Pour compléter, ce billet d'humeur de Judith Bernard, chroniqueuse chez @si, qui en tire une conclusion approchante :
La "France qui souffre", ou la France qui fantasme ?
Parlant de ce que je connais, je peux évoquer la Seine-Saint-Denis où je travaille, département qui n’est pas connu pour être épargné par la violence sociale : voilà bien un endroit où l’on peut être certain que la France "souffre" — ça se voit, ça s’entend, ça se lit dans les chiffres du chômage et de la précarité (et ça n’est pas désespéré : on peut y faire des choses très belles, j’en sais quelque chose). Comment vote-t-elle, la Seine-Saint-Denis ? A 38,7% pour Hollande, à 19,5% pour Sarkozy, à 17% pour Mélenchon… et à 13,5% pour Le Pen. On voit bien que cette histoire de souffrance n’explique rien. Ce mot-là de "souffrance" n’est pas une analyse, ce n’est pas (surtout pas) un "jugement" — c’est un mot vide, un bout de sparadrap posé sur une béance de la pensée.
Comment la dire, alors, cette France-là qui vote FN ? Comment la "juger" ? On peut toujours regarder où elle se trouve massivement : elle a ses bassins traditionnels, dans le Sud de la France (souffre-t-on tellement plus intensément dans le Gard, les Bouches du Rhône et le Vaucluse ? — je ne voudrais pas brasser trop hâtivement les clichés sur les douces retraites qu’on y coule dans des maisons avec piscine où l’on a fermement décidé de ne pas se laisser emmerder par les voisins, mais je ne serais pas contre quelques études sociologiques et démographiques rappelant opportunément la répartition par niveau de revenu et par tranche d’âge, et surtout le degré de mixité sociale ) et dans l’Est… Ah ! L’Est de la France! Ces Vosges où Le Pen a reçu 24,1% de suffrages, où se fait entendre si fort que le problème de la France serait celui des immigrés... Combien d’immigrés, dans les Vosges ? Allons, combien ?
Je ne suis pas démographe, je ne suis pas sociologue, je n’ai que mes intuitions et mes raisonnements de citoyenne pour tenter de penser ce qui nous arrive dans la gueule. Et ce que je sens, là, dans le vote des Vosges, de l’Alsace et de la Lorraine, ce n’est pas un problème de souffrance, c’est un problème de fantasme.
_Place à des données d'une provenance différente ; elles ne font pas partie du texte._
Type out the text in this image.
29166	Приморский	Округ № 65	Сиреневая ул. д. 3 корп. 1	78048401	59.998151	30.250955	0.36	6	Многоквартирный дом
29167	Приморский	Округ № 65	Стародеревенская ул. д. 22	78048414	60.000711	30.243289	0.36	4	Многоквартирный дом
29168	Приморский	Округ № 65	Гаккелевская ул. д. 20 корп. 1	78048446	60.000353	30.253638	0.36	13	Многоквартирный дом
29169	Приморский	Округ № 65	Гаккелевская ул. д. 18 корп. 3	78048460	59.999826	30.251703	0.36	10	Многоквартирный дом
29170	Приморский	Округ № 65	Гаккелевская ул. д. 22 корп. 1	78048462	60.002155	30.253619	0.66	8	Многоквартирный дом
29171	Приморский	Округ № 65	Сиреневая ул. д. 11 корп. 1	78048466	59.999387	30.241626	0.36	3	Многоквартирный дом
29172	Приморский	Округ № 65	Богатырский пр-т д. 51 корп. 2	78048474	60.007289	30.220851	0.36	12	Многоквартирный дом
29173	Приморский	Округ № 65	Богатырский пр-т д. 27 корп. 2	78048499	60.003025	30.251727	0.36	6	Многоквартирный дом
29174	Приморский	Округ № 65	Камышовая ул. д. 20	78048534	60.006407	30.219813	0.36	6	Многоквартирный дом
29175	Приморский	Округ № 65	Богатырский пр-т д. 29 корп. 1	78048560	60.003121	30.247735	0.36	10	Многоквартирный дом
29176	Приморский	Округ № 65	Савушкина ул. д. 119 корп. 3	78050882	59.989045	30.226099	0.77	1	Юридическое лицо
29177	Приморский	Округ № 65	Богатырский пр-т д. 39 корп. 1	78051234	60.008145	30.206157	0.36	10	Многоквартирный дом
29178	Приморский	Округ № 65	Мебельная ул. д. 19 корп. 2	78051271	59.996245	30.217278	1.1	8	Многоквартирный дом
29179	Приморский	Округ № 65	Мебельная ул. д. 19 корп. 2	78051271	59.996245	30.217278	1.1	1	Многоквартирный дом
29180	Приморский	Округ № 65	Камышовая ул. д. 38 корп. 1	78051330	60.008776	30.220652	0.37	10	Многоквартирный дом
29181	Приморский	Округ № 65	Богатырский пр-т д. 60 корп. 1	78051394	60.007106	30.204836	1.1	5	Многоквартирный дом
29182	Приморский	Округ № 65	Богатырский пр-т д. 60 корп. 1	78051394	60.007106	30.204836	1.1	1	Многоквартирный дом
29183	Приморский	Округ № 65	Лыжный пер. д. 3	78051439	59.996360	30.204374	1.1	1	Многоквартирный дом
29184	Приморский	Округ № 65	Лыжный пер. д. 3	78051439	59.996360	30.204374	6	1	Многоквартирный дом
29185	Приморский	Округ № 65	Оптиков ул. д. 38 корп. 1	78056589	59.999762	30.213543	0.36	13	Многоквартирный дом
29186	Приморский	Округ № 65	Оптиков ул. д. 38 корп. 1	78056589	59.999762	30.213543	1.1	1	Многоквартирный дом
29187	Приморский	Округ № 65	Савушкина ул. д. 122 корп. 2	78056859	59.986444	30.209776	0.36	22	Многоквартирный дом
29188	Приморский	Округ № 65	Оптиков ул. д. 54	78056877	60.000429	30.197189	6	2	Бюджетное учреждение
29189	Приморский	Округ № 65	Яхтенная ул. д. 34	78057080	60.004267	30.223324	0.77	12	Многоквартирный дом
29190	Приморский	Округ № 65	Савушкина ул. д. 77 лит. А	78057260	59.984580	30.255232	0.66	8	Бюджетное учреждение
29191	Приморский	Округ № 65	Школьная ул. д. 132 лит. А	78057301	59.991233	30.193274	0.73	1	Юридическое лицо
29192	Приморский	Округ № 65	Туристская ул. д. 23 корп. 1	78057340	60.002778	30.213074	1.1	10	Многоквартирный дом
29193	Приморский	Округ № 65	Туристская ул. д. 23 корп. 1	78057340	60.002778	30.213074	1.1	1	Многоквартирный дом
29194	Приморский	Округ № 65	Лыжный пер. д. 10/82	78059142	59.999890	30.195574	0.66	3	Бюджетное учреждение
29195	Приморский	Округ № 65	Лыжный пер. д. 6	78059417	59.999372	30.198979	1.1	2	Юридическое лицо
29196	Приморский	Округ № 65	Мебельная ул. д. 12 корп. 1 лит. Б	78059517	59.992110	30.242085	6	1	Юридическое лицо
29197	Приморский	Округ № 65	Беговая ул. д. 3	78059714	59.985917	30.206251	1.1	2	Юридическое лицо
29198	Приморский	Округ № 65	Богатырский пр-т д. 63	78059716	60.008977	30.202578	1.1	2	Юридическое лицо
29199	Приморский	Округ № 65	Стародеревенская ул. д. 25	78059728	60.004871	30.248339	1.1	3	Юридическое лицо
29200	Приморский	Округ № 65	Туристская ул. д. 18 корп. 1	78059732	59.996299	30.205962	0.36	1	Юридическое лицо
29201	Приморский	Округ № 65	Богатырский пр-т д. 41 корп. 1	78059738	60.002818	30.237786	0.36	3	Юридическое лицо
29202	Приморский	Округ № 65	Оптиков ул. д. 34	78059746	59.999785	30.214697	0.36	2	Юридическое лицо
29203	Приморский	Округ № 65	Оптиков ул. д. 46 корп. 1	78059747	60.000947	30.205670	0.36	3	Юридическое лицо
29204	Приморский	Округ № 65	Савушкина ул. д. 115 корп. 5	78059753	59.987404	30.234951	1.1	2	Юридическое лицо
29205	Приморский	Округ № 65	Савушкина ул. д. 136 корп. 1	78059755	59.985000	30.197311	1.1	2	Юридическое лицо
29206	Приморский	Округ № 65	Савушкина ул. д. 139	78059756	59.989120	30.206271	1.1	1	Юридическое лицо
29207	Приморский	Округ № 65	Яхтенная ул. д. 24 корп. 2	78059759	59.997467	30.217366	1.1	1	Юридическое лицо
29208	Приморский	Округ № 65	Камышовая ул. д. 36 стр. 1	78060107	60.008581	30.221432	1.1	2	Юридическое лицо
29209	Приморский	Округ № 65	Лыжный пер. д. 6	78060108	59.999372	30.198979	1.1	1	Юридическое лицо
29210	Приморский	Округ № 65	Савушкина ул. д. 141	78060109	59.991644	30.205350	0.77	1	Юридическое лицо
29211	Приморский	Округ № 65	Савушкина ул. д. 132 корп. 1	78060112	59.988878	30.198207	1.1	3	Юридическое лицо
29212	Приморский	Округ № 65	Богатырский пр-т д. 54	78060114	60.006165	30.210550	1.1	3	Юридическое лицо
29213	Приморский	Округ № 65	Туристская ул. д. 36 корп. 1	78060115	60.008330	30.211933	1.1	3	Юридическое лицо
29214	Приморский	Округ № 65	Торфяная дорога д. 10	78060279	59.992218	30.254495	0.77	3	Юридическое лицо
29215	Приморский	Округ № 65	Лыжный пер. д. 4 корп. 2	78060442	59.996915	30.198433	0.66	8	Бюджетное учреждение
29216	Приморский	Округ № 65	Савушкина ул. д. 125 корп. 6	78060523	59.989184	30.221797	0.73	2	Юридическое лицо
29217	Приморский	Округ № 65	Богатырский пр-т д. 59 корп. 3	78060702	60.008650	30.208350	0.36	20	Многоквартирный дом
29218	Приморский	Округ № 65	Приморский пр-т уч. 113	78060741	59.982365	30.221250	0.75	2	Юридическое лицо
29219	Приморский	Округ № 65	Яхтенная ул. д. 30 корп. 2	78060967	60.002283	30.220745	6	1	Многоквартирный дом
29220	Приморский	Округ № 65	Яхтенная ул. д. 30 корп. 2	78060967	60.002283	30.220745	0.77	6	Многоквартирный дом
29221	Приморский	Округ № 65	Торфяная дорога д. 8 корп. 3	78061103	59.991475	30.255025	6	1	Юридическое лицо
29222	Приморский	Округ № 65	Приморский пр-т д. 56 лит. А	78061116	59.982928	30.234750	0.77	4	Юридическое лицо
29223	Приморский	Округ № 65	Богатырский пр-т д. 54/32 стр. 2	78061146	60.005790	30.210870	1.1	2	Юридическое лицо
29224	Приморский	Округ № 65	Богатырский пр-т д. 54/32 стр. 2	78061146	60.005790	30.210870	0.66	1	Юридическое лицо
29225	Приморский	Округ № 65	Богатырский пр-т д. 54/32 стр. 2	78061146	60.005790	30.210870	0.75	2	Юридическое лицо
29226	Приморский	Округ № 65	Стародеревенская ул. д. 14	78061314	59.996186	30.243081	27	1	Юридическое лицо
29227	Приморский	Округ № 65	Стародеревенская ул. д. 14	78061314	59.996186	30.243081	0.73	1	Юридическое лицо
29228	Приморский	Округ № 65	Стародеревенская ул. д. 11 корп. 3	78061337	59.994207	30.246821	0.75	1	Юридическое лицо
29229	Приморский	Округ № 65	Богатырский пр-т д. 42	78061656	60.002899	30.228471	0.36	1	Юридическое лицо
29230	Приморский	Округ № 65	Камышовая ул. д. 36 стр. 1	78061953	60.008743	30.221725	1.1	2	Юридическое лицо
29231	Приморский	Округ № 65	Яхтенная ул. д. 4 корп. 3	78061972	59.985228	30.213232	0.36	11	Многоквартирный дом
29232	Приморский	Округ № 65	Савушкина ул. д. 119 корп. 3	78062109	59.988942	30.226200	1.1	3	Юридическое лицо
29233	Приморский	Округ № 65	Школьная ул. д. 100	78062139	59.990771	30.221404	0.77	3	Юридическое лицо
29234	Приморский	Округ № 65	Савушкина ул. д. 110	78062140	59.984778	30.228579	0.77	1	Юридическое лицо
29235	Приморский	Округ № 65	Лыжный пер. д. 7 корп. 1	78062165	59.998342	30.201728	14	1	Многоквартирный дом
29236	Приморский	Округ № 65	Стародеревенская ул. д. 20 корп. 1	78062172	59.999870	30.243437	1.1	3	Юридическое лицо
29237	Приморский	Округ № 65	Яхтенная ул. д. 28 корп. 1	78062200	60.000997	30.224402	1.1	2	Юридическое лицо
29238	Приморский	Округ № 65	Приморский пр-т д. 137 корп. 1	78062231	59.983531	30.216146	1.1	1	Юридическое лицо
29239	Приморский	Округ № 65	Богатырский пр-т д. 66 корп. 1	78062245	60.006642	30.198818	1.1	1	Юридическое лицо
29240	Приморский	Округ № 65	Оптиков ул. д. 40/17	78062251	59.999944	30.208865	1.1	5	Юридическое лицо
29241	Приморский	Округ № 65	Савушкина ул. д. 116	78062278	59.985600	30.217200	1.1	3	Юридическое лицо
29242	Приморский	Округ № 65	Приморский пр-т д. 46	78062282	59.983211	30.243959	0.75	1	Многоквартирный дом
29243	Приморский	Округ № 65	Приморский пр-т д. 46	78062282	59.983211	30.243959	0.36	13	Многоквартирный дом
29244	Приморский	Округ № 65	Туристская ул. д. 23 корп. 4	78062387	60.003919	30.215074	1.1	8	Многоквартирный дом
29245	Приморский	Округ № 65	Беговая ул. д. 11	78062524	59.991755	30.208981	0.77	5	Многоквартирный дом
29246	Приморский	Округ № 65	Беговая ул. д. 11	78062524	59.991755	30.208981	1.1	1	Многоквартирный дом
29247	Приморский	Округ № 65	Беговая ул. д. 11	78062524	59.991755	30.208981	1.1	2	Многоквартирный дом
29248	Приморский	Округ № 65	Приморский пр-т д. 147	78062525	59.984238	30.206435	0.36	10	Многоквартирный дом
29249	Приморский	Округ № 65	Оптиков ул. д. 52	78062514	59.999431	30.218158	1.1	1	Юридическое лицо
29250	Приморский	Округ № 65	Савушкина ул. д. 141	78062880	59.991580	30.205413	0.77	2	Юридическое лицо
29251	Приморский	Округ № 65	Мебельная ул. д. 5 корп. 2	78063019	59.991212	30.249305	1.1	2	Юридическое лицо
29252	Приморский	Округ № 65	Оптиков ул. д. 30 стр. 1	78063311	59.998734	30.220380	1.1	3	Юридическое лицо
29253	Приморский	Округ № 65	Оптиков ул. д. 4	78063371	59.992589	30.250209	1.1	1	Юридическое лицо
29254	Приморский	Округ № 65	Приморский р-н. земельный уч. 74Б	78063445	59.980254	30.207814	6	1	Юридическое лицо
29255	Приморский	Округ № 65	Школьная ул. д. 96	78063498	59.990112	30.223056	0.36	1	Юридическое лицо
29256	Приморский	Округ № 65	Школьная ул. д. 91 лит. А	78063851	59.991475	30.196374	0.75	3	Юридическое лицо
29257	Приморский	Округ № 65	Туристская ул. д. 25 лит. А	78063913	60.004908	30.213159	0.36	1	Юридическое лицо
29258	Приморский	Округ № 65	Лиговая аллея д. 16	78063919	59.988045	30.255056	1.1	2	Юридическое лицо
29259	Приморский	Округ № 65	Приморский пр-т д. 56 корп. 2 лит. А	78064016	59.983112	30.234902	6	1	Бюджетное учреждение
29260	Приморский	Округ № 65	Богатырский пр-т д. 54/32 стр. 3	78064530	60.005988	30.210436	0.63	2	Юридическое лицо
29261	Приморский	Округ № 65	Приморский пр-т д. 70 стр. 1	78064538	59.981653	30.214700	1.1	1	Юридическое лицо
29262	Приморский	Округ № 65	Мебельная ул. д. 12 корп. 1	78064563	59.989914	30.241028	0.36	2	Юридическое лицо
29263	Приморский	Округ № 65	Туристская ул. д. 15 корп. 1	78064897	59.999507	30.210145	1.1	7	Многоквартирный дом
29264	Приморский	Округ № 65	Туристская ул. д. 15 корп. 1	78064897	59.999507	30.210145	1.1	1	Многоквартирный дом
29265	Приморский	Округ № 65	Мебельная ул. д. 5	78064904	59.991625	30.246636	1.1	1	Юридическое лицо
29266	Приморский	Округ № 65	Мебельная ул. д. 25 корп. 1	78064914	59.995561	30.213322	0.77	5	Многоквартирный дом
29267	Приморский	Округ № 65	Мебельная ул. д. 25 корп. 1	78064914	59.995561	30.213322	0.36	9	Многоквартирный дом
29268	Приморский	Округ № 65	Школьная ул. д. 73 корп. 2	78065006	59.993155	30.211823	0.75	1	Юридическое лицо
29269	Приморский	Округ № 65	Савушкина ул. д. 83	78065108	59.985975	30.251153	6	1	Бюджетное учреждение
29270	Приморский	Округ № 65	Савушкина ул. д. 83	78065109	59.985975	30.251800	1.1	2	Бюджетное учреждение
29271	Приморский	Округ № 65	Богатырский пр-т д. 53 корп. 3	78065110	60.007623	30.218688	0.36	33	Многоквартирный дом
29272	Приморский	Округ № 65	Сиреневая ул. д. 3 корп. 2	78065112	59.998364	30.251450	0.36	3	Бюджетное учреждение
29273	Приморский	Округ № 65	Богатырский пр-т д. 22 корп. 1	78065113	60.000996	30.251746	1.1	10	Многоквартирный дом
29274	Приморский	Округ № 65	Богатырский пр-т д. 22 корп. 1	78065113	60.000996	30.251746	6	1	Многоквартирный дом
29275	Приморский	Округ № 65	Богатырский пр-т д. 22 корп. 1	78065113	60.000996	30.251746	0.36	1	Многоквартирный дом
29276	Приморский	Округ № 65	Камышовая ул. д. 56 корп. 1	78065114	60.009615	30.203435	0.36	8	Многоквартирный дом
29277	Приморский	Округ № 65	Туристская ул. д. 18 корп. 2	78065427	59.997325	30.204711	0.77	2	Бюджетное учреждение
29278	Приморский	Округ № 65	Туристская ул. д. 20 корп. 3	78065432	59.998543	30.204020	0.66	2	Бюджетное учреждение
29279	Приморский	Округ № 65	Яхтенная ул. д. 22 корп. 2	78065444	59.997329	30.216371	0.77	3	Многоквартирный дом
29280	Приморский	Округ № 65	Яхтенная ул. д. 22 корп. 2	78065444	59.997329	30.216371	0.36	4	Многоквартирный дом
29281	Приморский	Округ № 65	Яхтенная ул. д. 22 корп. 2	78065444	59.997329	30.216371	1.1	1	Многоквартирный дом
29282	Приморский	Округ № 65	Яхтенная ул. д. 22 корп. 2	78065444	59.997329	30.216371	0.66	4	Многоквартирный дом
C’est le vote de gens qui ne les vivent ni ne les voient, les immigrés, qui ne les "connaissent" que par voie de médias et de parole politique — l’immigré est pour eux un artefact discursif, ils n’ont, pour en "juger", que ce qu’on leur en a dit.
Tandis que là où l’on vit et travaille mélangés avec les immigrés (en Seine Saint-Denis par exemple, mais aussi, autre exemple, à Paris dans le Xème où je vis, dans le XIXème, dans le XXème), là où l’immigré est une réalité — là où c’est mon voisin, mon buraliste, mon camarade ou mon collègue, Le Pen fait des scores parfaitement minables.